Pourtant, les responsables du projet et leurs différents partenaires ne sont pas des novices. Des mois de préparation et de formations ont été consacrés à la réussite de cette ouverture. Que s’est-il passé alors ? Au travers de la lecture des journaux anglais, voici quelques-uns des événements qui se sont alors additionnés : une non-prise en compte de toutes les observations de la part du personnel durant la période de formation, une mauvaise formation sur la circulation dans un aéroport trop grand, trop vaste, des parkings pour le personnel insuffisants, lointains et mal desservis, des contrôles de sécurité très tatillons qui augmentent le retard de prise de poste du personnel, ; un matériel de chargement et de déchargement inadéquat en rapport avec la dimension des portes,… Scandale !

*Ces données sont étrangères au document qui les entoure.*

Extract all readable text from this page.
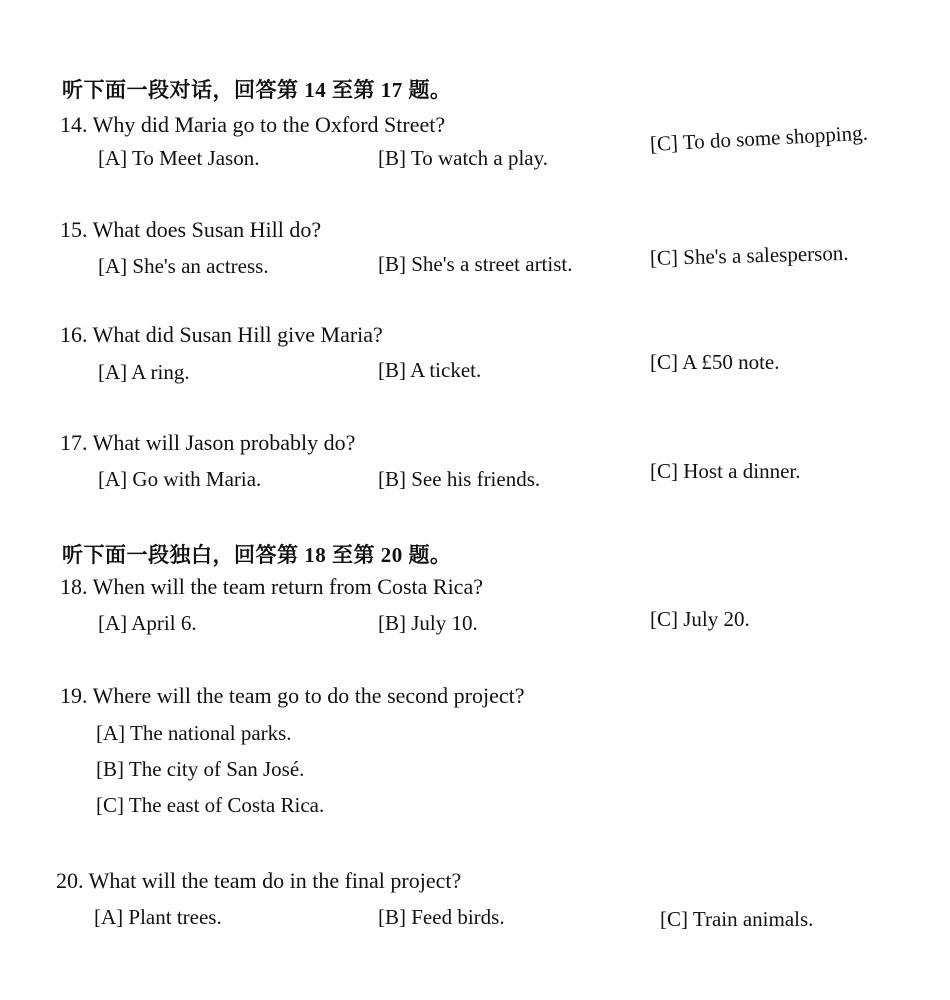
听下面一段对话，回答第 14 至第 17 题。
14. Why did Maria go to the Oxford Street?
[A] To Meet Jason.	[B] To watch a play.
[C] To do some shopping.
15. What does Susan Hill do?
[A] She's an actress.	[B] She's a street artist.	[C] She's a salesperson.
16. What did Susan Hill give Maria?
[A] A ring.	[B] A ticket.	[C] A £50 note.
17. What will Jason probably do?
[A] Go with Maria.	[B] See his friends.	[C] Host a dinner.
听下面一段独白，回答第 18 至第 20 题。
18. When will the team return from Costa Rica?
[A] April 6.	[B] July 10.	[C] July 20.
19. Where will the team go to do the second project?
[A] The national parks.
[B] The city of San José.
[C] The east of Costa Rica.
20. What will the team do in the final project?
[A] Plant trees.	[B] Feed birds.	[C] Train animals.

En France, nos responsables en ont sûrement tiré les leçons. Ils s’entraînent ferme pour l’arrivée des avions avec 800 passagers. A titre d’exemple, voici un retour d’avion récent sur Paris. Un samedi matin de ce beau mois de juillet 2009, je rentre d’une destination lointaine (12 heures de vol) dans un Boeing 777-300 d’Air France, un avion récent et confortable qui emporte allègrement 480 passagers. L’arrivée à Paris se fait dans les temps et l’avion va s’arrêter tranquillement… dans un parking de stationnement à quelques kilomètres de l’aérogare. Pourquoi pas à un des pontons qui permettent un accès direct à l’aérogare ? Mystère. Il ne me reste plus qu’à prendre un autobus pour arriver au terminal. Oui, mais un ou deux des escaliers prévus ne fonctionnent pas. Il n’y a pas d’autres alternatives que de sortir 500 personnes (avec l’équipage) de l’avion par une seule porte. Les autobus nous transportent à l’aérogare.
Deuxième surprise : au lieu d’ouvrir les deux séries de file de police (passeports européens et autres pays), un seul passage est ouvert et tout le monde doit prendre la même file : comme certains passeports prennent plus de temps (ex. Passeport avec visa) que d’autres (ex. CEE) l’attente est longue. Rien n’est perdu : il faut attendre les bagages qui ont du faire aussi faire un long périple. Je récupère les miens une heure quarante après que l’avion se soit posé.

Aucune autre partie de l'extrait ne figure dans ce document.